3. Continuous Improvement through Feedback and Analysis: A culture of continuous improvement is essential for effective workflow management. IT service desks should regularly collect and analyze feedback from end-users and internal staff to identify areas for improvement. You must monitor your key performance indicators (KPIs), such as average resolution time, customer satisfaction scores, and resolution rate, regularly. Insights gained from this data helps refine workflows, adjust priorities, and implement training programs to address gaps.

FAQ

Given that workflow automation is a broad topic, it often invites a number of questions. In case any of yours haven’t been answered already, we’ll address a few frequently-asked questions below.

What are Automated Workflows?

It’s a type of workflow that uses business events (e.g. a lead submits a demo request) to trigger actions across your applications, data, and teams.
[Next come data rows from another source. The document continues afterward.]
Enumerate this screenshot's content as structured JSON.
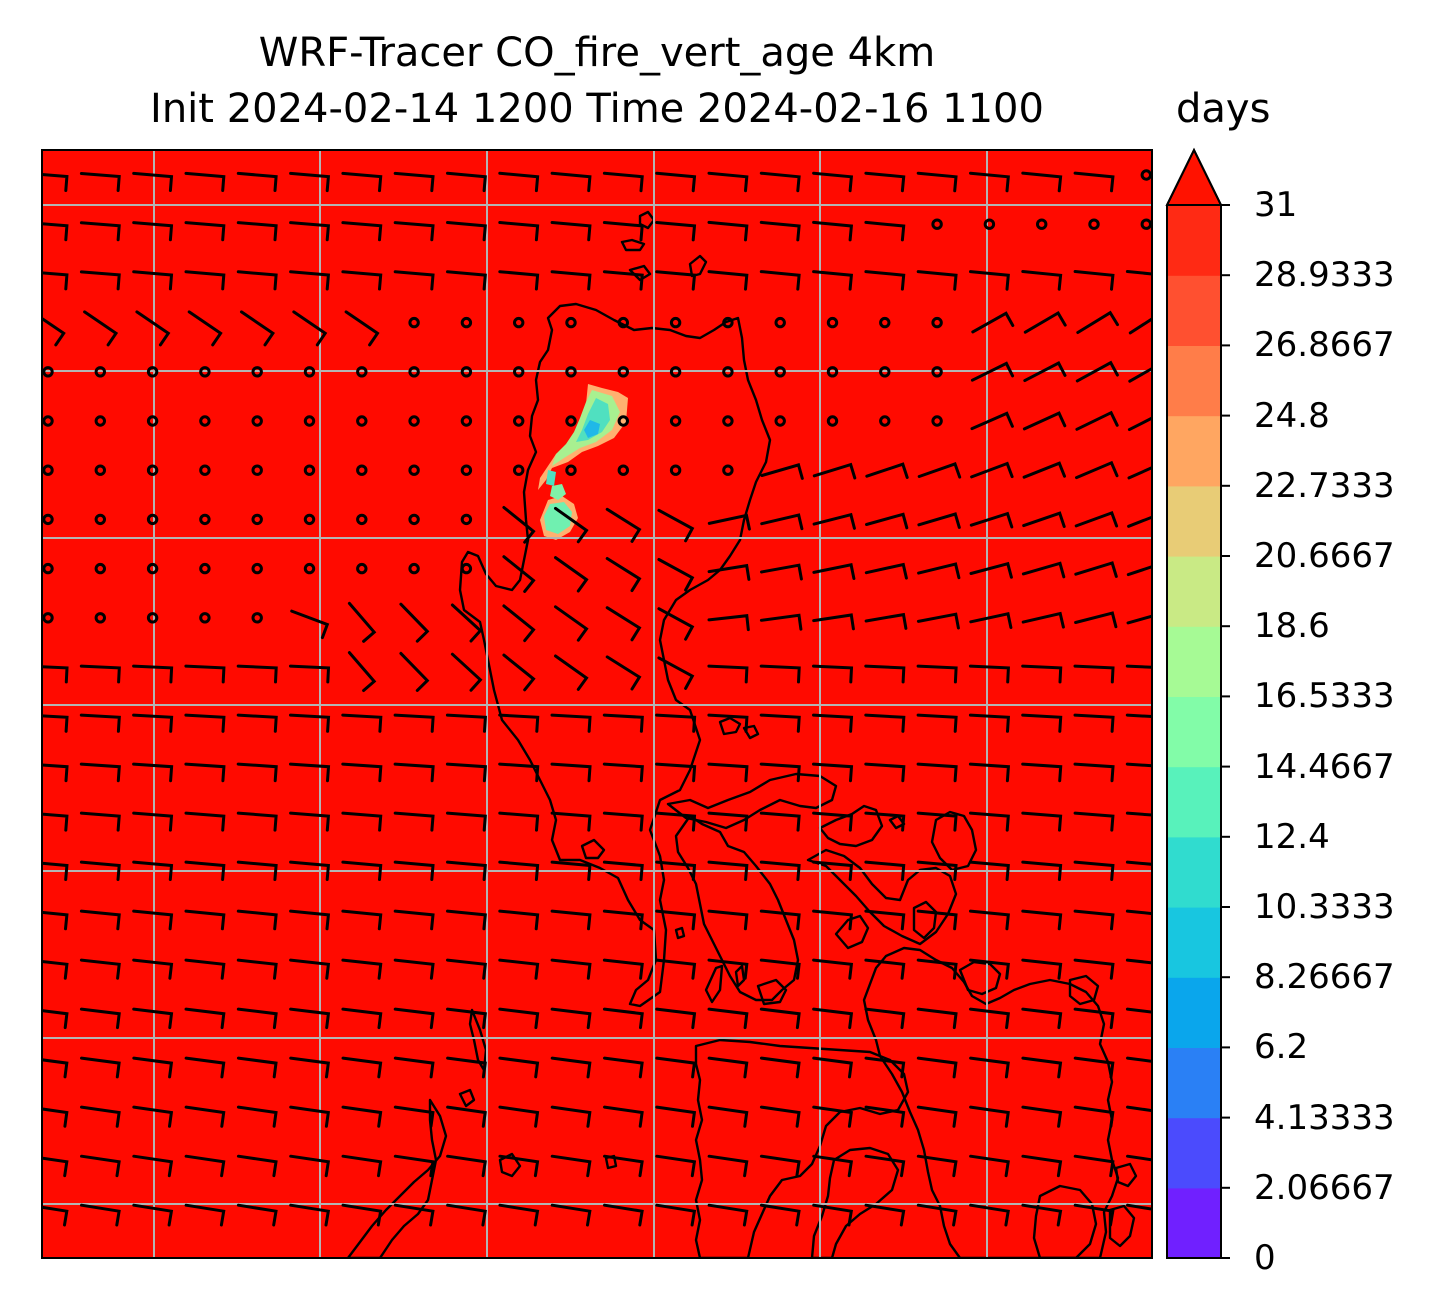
{
  "title": {
    "line1": "WRF-Tracer CO_fire_vert_age 4km",
    "line2": "Init 2024-02-14 1200 Time 2024-02-16 1100"
  },
  "colorbar": {
    "units": "days",
    "tick_labels": [
      "0",
      "2.06667",
      "4.13333",
      "6.2",
      "8.26667",
      "10.3333",
      "12.4",
      "14.4667",
      "16.5333",
      "18.6",
      "20.6667",
      "22.7333",
      "24.8",
      "26.8667",
      "28.9333",
      "31"
    ],
    "levels_colors": [
      "#7020ff",
      "#4b4bfd",
      "#2a80f5",
      "#0aa6ec",
      "#18c6e0",
      "#30dccf",
      "#58f2bb",
      "#82fca8",
      "#a6fa95",
      "#c9ea85",
      "#e8cc76",
      "#ffa661",
      "#ff7d49",
      "#ff5030",
      "#ff2a14"
    ],
    "extend_color": "#ff1200",
    "range": [
      0,
      31
    ]
  },
  "map": {
    "background_color": "#ff0a00",
    "features": [
      "coastlines",
      "gridlines",
      "wind-barbs",
      "calm-wind-circles",
      "tracer-plume"
    ]
  }
}
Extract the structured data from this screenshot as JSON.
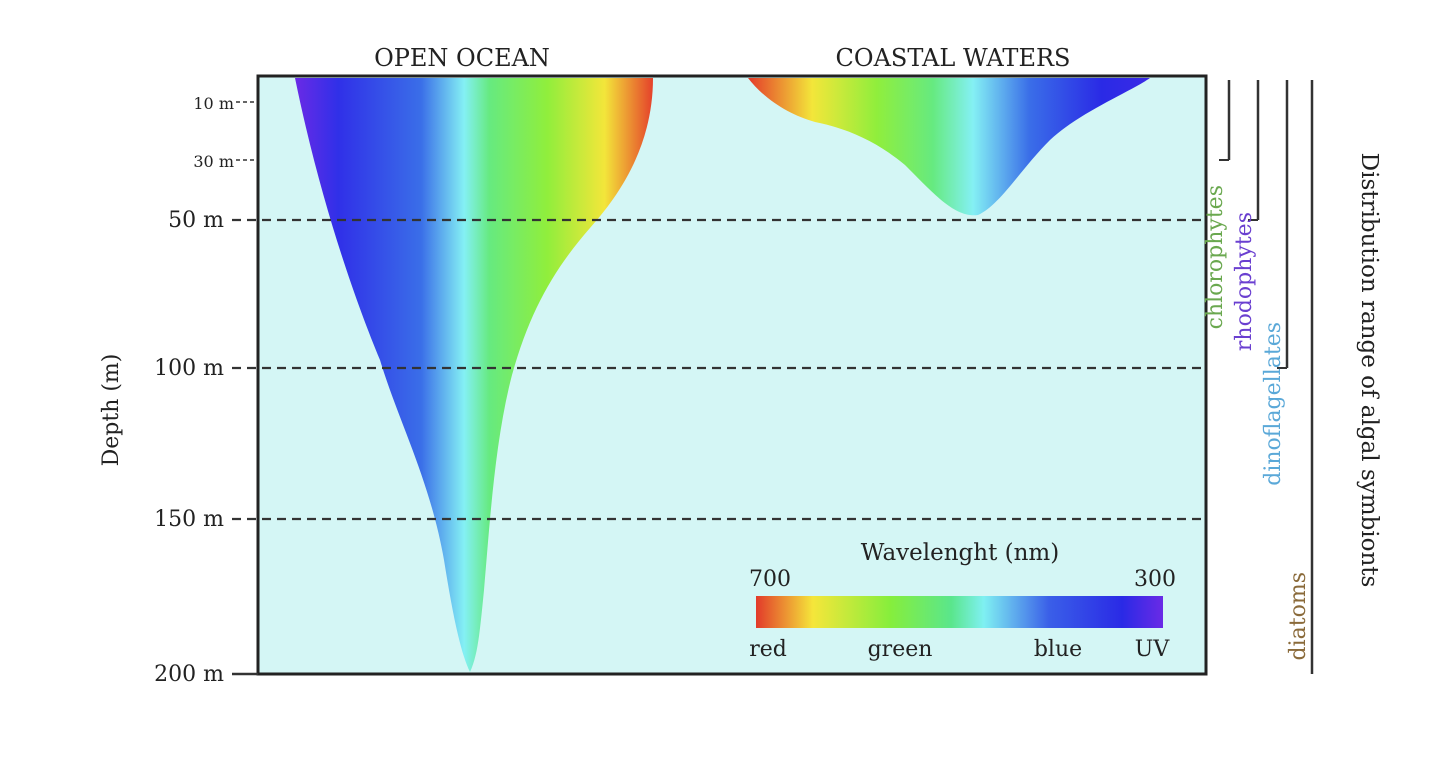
{
  "header": {
    "open_ocean": "OPEN OCEAN",
    "coastal_waters": "COASTAL WATERS"
  },
  "axis": {
    "ylabel": "Depth (m)",
    "ticks": [
      {
        "label": "10 m",
        "depth": 10
      },
      {
        "label": "30 m",
        "depth": 30
      },
      {
        "label": "50 m",
        "depth": 50
      },
      {
        "label": "100 m",
        "depth": 100
      },
      {
        "label": "150 m",
        "depth": 150
      },
      {
        "label": "200 m",
        "depth": 200
      }
    ],
    "dashed_depths": [
      50,
      100,
      150
    ]
  },
  "legend": {
    "title": "Wavelenght (nm)",
    "left_value": "700",
    "right_value": "300",
    "labels": {
      "red": "red",
      "green": "green",
      "blue": "blue",
      "uv": "UV"
    },
    "gradient": [
      "#e23a2a",
      "#f5e63a",
      "#86ee3c",
      "#5ae68c",
      "#7ff0f2",
      "#3a5fe8",
      "#2a2ae6",
      "#6a2ae6"
    ]
  },
  "symbionts": {
    "title": "Distribution range of algal symbionts",
    "groups": [
      {
        "name": "chlorophytes",
        "color": "#6aa84f",
        "max_depth": 30
      },
      {
        "name": "rhodophytes",
        "color": "#6a3fd0",
        "max_depth": 50
      },
      {
        "name": "dinoflagellates",
        "color": "#5aa8d8",
        "max_depth": 100
      },
      {
        "name": "diatoms",
        "color": "#8a6a3a",
        "max_depth": 200
      }
    ]
  },
  "colors": {
    "water": "#d4f6f5",
    "frame": "#222222"
  }
}
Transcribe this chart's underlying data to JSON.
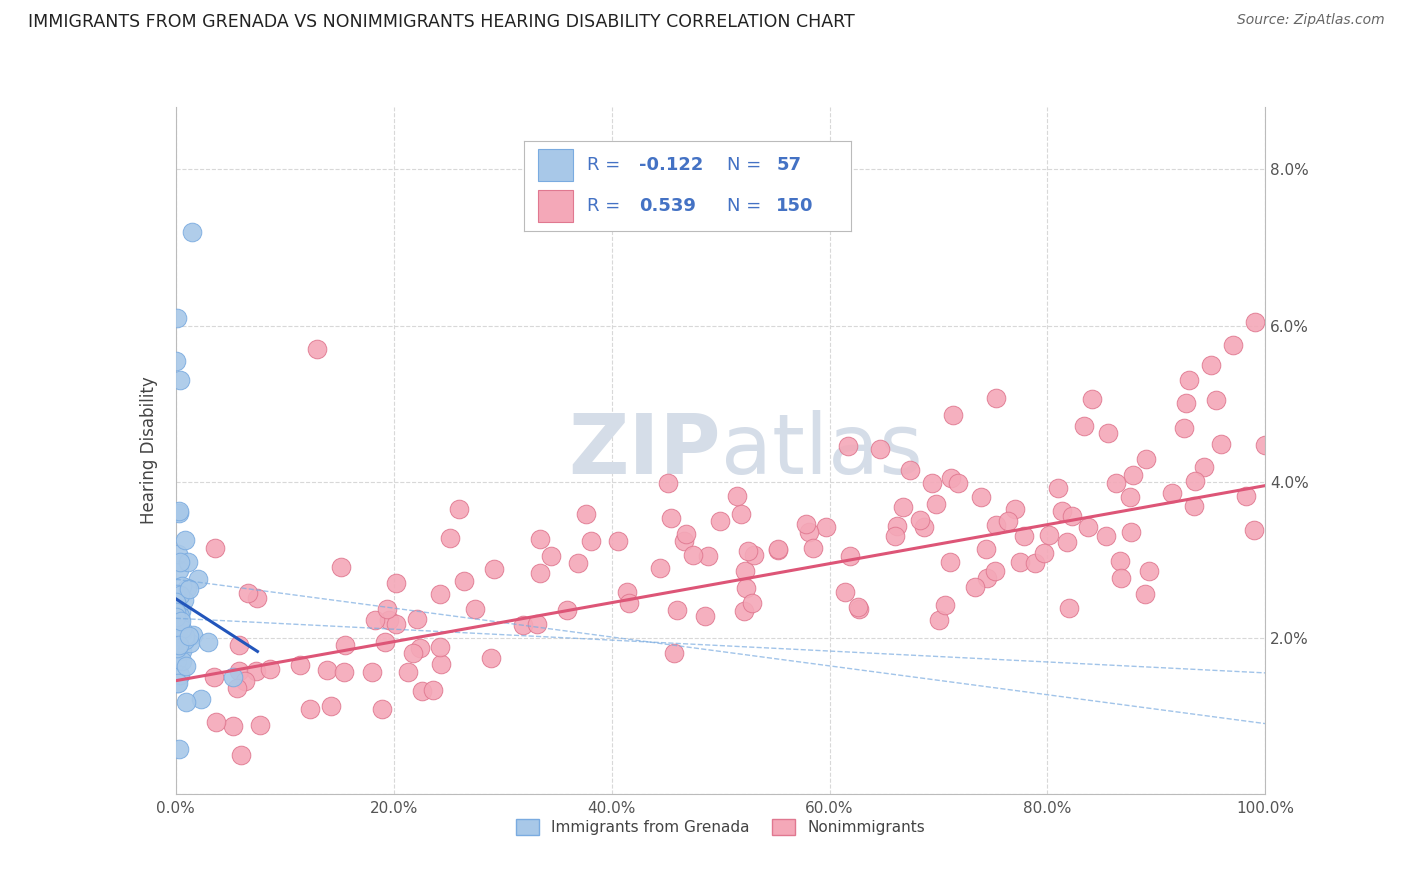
{
  "title": "IMMIGRANTS FROM GRENADA VS NONIMMIGRANTS HEARING DISABILITY CORRELATION CHART",
  "source": "Source: ZipAtlas.com",
  "ylabel": "Hearing Disability",
  "xlim": [
    0,
    100
  ],
  "ylim": [
    0,
    8.8
  ],
  "yticks": [
    0,
    2,
    4,
    6,
    8
  ],
  "ytick_labels_right": [
    "",
    "2.0%",
    "4.0%",
    "6.0%",
    "8.0%"
  ],
  "xticks": [
    0,
    20,
    40,
    60,
    80,
    100
  ],
  "xtick_labels": [
    "0.0%",
    "20.0%",
    "40.0%",
    "60.0%",
    "80.0%",
    "100.0%"
  ],
  "legend_blue_R": "-0.122",
  "legend_blue_N": "57",
  "legend_pink_R": "0.539",
  "legend_pink_N": "150",
  "legend_text_color": "#4472c4",
  "bg_color": "#ffffff",
  "grid_color": "#d8d8d8",
  "scatter_blue_face": "#a8c8e8",
  "scatter_blue_edge": "#7aabe0",
  "scatter_pink_face": "#f4a8b8",
  "scatter_pink_edge": "#e07890",
  "trend_blue": "#2255bb",
  "trend_pink": "#dd5577",
  "trend_blue_dash": "#7aabe0",
  "watermark_color": "#d5dde8"
}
It often relies on API-based connectivity so that the trigger and corresponding actions take place in, or near, real-time.

What are the Benefits of Using Workflow Automation?

The list is fairly exhaustive, but here are a few key benefits:

  • Allows your workflows to operate more efficiently
  • Empowers you to reimagine and transform your business processes
  • Provides a single, consistent, unified, intuitive, and conversational UX for key stakeholders (e.g. employees)
  • Improves the employee experience by allowing employees to avoid manual, time-consuming, and error-prone tasks
  • Prevents human errors that can negatively impact the customer experience
  • Lets you provide real-time notifications to employees
  • Enables you to automate at scale (assuming you’re using a low-code/no-code tool)

Related: Why you should build workflow automations

How Do You Create an Automated Workflow?

While there’s no clear solution for every scenario, the following questions can guide you towards implementing high-performing workflow automations.

1. What business applications are involved? The answer to this question not only helps you gather the technology requirements but also identify the teams that need to get involved.

2. Is the process time sensitive? In other words, you’ll need to think through whether the process needs to operate in near real-time or can be performed in time-based intervals (e.g. once per day).

3. What are the business rules/logic? Perhaps the trigger event needs certain conditions to be met before it’s executed. Similarly, the action that takes place at a given point in the workflow might depend on a previous step.

To help illustrate these points, let’s say you’re looking to automate incident escalations by instantly creating a ticket in the platform your engineers use (e.g. Jira) once a case gets created by a customer-facing employee in your CRM. The trigger condition can be when a customer-facing employee marks a case as “High” priority. A conditional action step can also be applied in the workflow, where if the ticket already exists in JIRA, it gets updated with the latest changes, and if it doesn’t exist, it gets created.

4. What exceptions may occur? All kinds of errors can transpire while a workflow is running, from API outages to missing data. You’ll need to think through the potential issues your workflows can experience and, from there, create a plan for preventing and troubleshooting each.